Posted: Fri Jan 28, 2011 10:04 pm
by BdMO
The diagonal $AB$ in quadrilateral $ADBC$ bisects the angle $CBD$. $DB$ and $DA$ are tangent to the circumcircle of triangle $ABC$ at points $A$ and $B$. The perimeter of triangle $ABC$ is $20$ and perimeter of triangle $ABD$ is $12$. Find the length of $BD$.

Re: Dhaka Secondary 2011/6

Posted: Tue Feb 01, 2011 1:48 am
by Avik Roy
I'm a bit sad seeing that people are not trying this problem. It's one of my favourite. As a divisional problem, it takes good count of your geometric senses and algebraic capabilities ;)

Re: Dhaka Secondary 2011/6

Posted: Tue Feb 01, 2011 11:12 am
by Tahsin24
I've solved it n my ans is (36/11)......I'm sorry that I cant post a full solution because I cant use LATEX yet. I'll try to learn it soon. My procedure was to show tringle ABC and triangle ABD are both isosceles and similar to each other.

Re: Dhaka Secondary 2011/6

Posted: Tue Feb 01, 2011 6:46 pm
by Tahmid Hasan
i think it's $\frac{36}{11}$
i did something with the ecantor brittangshostho thingyy.

Re: Dhaka Secondary 2011/6

Posted: Tue Feb 01, 2011 11:36 pm
by Moon
Tahmid: Please post your solution! :)

Re: Dhaka Secondary 2011/6

Posted: Tue Feb 01, 2011 11:38 pm
by Tahmid Hasan
for that i'll have to draw the pic but i don't know how to post that here.
so if any1 could give a pic i' gladly give the soln

Re: Dhaka Secondary 2011/6

Posted: Tue Feb 01, 2011 11:55 pm
by Moon
Posting diagrams is easy. Just create a diagram and attach it with the post :)
(There is an "upload attachment" option below post reply editor...however you must use the "full editor" to get this option.)

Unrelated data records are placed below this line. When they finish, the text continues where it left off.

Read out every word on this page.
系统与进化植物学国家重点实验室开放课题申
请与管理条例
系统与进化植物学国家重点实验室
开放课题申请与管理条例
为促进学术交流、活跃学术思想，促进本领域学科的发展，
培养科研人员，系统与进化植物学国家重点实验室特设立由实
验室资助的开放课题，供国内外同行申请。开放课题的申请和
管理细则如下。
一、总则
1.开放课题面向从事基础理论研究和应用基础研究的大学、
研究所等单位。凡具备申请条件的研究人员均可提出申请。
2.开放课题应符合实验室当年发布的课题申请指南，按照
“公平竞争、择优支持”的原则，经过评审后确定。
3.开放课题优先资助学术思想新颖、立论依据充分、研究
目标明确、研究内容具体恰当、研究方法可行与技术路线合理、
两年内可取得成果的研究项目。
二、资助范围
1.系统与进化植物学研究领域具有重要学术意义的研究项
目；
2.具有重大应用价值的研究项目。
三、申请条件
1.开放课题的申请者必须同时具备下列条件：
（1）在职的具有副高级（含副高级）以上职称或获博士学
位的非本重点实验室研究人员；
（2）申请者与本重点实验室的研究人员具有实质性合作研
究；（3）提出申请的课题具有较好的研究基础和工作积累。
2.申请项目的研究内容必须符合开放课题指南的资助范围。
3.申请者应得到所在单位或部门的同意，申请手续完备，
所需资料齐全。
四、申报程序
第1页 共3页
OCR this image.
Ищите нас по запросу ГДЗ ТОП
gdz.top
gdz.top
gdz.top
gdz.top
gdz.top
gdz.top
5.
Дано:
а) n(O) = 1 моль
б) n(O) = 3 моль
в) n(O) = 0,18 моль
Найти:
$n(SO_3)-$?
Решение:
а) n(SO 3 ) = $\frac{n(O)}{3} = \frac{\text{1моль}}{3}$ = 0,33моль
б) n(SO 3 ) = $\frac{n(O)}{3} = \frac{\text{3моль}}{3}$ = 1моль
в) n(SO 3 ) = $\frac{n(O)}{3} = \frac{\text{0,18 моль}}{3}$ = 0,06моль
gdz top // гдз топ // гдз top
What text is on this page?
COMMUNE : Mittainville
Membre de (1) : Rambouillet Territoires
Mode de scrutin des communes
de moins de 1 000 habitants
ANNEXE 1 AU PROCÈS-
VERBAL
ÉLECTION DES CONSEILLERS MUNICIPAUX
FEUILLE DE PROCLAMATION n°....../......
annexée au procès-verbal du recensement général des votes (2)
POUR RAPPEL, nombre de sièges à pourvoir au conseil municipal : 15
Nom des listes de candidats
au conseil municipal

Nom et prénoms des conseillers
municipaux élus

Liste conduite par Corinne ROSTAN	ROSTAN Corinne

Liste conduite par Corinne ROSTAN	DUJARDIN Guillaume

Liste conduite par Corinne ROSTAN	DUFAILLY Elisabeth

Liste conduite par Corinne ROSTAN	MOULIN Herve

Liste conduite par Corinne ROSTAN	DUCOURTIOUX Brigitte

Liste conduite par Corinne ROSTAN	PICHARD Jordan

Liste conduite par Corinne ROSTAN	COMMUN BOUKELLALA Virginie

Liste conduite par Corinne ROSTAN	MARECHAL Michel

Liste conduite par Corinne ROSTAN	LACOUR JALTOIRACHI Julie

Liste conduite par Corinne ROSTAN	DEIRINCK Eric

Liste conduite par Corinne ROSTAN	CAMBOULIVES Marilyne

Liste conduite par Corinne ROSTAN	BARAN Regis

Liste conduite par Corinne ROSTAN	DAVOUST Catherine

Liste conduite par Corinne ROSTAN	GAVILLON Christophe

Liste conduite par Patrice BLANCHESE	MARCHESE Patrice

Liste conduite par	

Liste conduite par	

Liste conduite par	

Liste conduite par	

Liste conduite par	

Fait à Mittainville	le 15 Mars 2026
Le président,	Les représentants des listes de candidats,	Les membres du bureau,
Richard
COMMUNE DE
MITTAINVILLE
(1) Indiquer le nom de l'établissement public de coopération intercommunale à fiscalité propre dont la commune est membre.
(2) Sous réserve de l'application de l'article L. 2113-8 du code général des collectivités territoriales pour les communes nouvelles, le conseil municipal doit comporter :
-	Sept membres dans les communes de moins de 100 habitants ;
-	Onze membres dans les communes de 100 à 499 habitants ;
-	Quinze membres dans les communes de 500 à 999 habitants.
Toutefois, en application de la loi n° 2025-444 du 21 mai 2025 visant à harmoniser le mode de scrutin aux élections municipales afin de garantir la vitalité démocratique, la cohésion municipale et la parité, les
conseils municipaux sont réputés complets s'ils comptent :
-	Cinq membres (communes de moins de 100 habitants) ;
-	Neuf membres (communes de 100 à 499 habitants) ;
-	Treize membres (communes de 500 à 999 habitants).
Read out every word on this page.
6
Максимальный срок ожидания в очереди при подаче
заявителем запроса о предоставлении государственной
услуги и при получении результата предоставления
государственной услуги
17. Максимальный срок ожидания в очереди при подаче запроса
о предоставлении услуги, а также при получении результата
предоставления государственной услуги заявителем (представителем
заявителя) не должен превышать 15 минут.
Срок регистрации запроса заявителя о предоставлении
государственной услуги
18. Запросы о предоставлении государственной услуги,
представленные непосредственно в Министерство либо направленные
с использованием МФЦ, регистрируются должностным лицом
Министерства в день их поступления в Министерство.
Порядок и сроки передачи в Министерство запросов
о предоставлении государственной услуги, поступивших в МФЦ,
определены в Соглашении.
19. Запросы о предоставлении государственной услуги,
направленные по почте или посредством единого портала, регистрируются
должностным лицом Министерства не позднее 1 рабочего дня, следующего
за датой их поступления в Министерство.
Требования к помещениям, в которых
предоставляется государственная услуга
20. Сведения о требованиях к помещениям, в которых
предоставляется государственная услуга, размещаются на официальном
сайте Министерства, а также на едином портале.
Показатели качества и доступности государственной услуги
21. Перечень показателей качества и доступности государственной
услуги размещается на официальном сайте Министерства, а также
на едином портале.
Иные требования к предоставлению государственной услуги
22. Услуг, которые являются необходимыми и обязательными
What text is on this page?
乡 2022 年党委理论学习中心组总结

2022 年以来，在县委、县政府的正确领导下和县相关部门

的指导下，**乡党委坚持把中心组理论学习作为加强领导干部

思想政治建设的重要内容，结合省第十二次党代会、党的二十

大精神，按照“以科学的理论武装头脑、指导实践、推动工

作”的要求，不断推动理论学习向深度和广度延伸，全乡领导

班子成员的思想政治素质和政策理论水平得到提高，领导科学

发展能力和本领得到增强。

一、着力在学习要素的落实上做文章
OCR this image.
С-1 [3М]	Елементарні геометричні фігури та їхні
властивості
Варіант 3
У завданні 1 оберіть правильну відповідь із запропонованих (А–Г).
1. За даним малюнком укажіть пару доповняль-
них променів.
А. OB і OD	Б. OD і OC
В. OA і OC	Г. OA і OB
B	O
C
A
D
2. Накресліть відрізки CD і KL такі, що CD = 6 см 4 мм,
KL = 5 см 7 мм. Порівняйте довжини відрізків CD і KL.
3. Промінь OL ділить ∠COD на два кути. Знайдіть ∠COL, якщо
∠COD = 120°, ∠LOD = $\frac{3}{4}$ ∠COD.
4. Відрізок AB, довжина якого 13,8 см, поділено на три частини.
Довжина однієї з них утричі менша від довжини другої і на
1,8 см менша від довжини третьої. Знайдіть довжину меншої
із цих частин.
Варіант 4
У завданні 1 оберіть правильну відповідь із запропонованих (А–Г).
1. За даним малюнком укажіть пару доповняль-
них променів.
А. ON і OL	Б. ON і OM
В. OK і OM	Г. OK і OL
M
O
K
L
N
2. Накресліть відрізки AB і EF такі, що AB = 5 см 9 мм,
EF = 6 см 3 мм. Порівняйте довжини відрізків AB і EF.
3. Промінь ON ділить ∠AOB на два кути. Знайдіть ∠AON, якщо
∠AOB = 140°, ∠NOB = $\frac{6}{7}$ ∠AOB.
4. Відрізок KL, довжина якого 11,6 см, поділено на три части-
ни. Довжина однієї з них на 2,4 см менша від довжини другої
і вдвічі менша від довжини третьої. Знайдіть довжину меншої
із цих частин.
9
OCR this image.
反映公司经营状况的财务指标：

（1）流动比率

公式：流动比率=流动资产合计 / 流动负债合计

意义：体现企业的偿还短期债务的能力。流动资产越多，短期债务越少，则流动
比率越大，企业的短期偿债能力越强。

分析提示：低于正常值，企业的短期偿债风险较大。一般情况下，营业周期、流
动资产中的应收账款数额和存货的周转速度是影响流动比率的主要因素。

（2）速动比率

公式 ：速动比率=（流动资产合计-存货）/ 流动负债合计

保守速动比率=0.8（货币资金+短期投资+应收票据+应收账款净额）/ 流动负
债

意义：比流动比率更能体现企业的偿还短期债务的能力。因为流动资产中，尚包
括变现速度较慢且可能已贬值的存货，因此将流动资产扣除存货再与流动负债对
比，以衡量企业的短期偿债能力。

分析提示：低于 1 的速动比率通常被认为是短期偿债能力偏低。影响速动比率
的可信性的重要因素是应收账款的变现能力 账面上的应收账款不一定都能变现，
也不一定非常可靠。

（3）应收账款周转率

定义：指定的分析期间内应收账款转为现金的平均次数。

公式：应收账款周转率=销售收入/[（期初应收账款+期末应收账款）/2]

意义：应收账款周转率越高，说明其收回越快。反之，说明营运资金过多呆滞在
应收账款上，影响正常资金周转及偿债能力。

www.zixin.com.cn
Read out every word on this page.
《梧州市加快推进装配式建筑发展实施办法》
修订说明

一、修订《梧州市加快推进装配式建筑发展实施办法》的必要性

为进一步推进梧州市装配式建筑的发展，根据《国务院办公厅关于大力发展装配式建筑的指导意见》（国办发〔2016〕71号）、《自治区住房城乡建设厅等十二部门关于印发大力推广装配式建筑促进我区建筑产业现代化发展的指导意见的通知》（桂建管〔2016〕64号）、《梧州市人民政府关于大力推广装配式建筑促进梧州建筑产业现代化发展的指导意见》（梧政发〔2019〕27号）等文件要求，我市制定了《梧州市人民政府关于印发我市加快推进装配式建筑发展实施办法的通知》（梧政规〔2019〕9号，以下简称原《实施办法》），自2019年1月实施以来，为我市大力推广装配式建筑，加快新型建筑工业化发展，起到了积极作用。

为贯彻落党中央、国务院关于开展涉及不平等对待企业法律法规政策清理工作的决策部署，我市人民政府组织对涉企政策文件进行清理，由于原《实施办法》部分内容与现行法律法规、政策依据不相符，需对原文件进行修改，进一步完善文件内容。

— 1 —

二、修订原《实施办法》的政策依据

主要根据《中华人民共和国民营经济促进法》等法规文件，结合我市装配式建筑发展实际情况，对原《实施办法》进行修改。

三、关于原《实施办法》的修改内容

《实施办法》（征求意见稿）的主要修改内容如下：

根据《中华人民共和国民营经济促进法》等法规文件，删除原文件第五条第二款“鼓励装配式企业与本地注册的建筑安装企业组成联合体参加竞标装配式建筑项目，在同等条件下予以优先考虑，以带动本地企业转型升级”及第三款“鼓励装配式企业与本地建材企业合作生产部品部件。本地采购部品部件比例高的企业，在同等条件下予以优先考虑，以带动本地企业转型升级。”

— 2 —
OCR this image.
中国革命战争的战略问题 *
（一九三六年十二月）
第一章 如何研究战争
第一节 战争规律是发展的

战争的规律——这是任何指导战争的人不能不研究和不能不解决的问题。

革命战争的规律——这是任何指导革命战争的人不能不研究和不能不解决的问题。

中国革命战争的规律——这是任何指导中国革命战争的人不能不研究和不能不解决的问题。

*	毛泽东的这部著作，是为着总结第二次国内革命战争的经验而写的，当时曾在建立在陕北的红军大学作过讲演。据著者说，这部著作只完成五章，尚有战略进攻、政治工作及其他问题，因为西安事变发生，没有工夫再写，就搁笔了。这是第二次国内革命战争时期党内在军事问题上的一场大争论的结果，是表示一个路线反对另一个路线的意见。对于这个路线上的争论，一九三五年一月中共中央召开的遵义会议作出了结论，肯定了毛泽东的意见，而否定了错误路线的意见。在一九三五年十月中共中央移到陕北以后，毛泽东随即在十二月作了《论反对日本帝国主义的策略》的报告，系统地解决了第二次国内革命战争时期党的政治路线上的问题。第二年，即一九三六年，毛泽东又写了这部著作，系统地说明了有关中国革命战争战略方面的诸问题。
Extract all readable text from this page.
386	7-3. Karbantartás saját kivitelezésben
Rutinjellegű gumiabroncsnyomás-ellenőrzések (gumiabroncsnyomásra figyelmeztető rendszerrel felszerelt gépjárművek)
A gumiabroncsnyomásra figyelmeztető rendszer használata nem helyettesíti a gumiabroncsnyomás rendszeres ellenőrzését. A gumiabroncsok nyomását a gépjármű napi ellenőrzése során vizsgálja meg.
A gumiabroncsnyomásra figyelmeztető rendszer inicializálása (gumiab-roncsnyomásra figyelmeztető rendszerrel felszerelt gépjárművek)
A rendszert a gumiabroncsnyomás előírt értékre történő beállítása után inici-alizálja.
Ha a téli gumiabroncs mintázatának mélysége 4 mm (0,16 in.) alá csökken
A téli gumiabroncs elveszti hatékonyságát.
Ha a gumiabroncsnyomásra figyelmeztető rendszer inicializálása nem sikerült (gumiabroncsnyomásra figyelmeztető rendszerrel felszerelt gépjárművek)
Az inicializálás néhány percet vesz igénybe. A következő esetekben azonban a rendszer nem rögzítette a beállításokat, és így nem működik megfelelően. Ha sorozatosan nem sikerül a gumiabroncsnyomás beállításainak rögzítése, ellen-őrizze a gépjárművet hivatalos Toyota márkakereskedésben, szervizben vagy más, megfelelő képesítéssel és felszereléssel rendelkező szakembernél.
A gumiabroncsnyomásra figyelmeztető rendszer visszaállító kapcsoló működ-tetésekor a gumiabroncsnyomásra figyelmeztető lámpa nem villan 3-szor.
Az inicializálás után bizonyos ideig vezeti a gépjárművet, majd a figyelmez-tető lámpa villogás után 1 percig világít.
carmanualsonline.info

Re: Dhaka Secondary 2011/6

Posted: Sat Feb 05, 2011 3:55 pm
by photon
i find ABD isosceles.how did you get ABC as isosceles?

Re: Dhaka Secondary 2011/6

Posted: Sat Feb 05, 2011 3:55 pm
by photon
how 2 get similarity???

Re: Dhaka Secondary 2011/6

Posted: Mon Feb 07, 2011 12:18 am
by Tahsin24
$ABD$ and $ABC$ are both isosceles. $\angle BAD=\angle ACB$ (ekanttor brittangshostho kon),
so $\angle ACB=\angle ABD=\angle BAD=\angle ABC$
so in triangle $ABC$ and $ABD$
$\angle ABC=\angle ABD$
$\angle ACB=\angle BAD$
$\angle BAC=\angle ADB$